The transition to microservice faces a series of challenges. If we think that the architecture, design and development of microservices are very complex, so are the deployment and management of them.
Developers need to ensure that cross service communication is secure. They also need to implement distributed tracing to tell how long each call takes. Some best practices of distributed services such as retries, circuit breakers, etc. bring flexibility to services. Microservices are usually multilingual and use different libraries and SDKs. It is very complex, expensive and time-consuming to write general reusable software to manage intra service communication across different protocols such as HTTP, grpc and graphql.
After the microservice based application is deployed, the operation and maintenance after going online will be performed by Devops team. They need to monitor service health, latency, logging, events and tracking. Devops team is also expected to implement policy based routing to configure Blue / Green deployment, Canary version and rolling upgrade. Finally, metrics, events, logs and alerts from multiple microservices need to be aggregated and integrated with existing observability and monitoring technology stacks.
Service grid is a new phenomenon in the cloud native and micro service world. It tries to solve these problems for developers and operators. After the container choreography, if there is a technology that attracts the attention of developers and operators, it is definitely the service grid. Cloud native advocates recommend using service grid when running microservices in a production environment.

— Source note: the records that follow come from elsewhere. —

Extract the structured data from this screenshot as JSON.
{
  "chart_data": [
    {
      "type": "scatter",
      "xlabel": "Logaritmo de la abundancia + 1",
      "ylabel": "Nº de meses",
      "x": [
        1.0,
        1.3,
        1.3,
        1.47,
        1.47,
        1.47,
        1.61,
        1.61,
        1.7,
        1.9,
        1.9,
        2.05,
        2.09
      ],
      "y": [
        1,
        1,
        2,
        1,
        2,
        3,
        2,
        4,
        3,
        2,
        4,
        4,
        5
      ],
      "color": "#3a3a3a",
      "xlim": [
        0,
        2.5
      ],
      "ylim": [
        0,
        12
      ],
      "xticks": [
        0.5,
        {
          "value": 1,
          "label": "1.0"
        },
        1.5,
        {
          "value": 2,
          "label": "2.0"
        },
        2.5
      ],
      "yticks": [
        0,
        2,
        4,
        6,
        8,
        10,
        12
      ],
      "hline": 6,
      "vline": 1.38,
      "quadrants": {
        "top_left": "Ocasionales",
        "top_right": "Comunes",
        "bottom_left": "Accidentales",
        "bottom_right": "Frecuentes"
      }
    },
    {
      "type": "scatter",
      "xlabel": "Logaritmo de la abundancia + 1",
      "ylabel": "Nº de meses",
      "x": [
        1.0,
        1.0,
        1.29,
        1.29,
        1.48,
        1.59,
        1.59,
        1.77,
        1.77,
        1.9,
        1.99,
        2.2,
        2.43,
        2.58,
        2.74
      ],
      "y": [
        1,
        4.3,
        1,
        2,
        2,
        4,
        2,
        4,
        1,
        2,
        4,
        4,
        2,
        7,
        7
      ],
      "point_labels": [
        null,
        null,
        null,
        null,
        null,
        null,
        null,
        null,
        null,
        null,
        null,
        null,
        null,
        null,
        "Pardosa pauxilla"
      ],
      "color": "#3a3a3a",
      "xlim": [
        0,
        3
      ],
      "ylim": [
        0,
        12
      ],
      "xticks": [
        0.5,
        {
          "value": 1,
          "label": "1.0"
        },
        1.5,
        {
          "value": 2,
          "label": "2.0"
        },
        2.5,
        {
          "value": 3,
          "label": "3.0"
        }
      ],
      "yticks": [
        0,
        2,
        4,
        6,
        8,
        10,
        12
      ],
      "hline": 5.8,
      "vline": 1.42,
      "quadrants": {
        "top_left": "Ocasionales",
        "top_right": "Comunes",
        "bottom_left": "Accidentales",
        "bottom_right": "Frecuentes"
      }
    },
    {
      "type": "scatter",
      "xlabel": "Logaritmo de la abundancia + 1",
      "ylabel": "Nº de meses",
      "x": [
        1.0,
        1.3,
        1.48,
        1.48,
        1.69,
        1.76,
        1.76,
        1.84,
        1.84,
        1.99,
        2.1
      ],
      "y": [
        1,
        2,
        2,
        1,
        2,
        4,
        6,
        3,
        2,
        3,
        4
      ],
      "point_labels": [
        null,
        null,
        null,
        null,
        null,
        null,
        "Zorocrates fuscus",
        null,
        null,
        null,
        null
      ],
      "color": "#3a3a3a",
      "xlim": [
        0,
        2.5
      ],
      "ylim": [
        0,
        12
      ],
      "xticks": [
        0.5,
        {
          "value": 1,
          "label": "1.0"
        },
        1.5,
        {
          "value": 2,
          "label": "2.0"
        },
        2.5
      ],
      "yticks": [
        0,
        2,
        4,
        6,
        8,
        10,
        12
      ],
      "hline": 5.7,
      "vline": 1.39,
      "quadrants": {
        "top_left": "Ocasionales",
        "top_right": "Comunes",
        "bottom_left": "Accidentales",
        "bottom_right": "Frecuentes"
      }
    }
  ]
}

Service grid enables developers to manage intra service communication without building language specific SDKs and tools. For operators, service grid can provide ready to use traffic strategy, observability and insight from stack.
The best thing about service grid is that it’s a kind of “zero intrusion” software, and it doesn’t force code or configuration changes. By using sidecar mode, service grid injects agents into each service to act as agents for host services. Because the proxy intercepts every inbound and outbound call, it gets unparalleled visibility in the call stack. Each agent associated with the service sends telemetry collected from the call stack to a centralized component, which also acts as a control plane. When the operator configures the traffic policy, it will be submitted to the control plane, which pushes the policy to the agent to affect the traffic. Software Reliability Engineers (SRES) use the observability of service grids to gain insight into applications.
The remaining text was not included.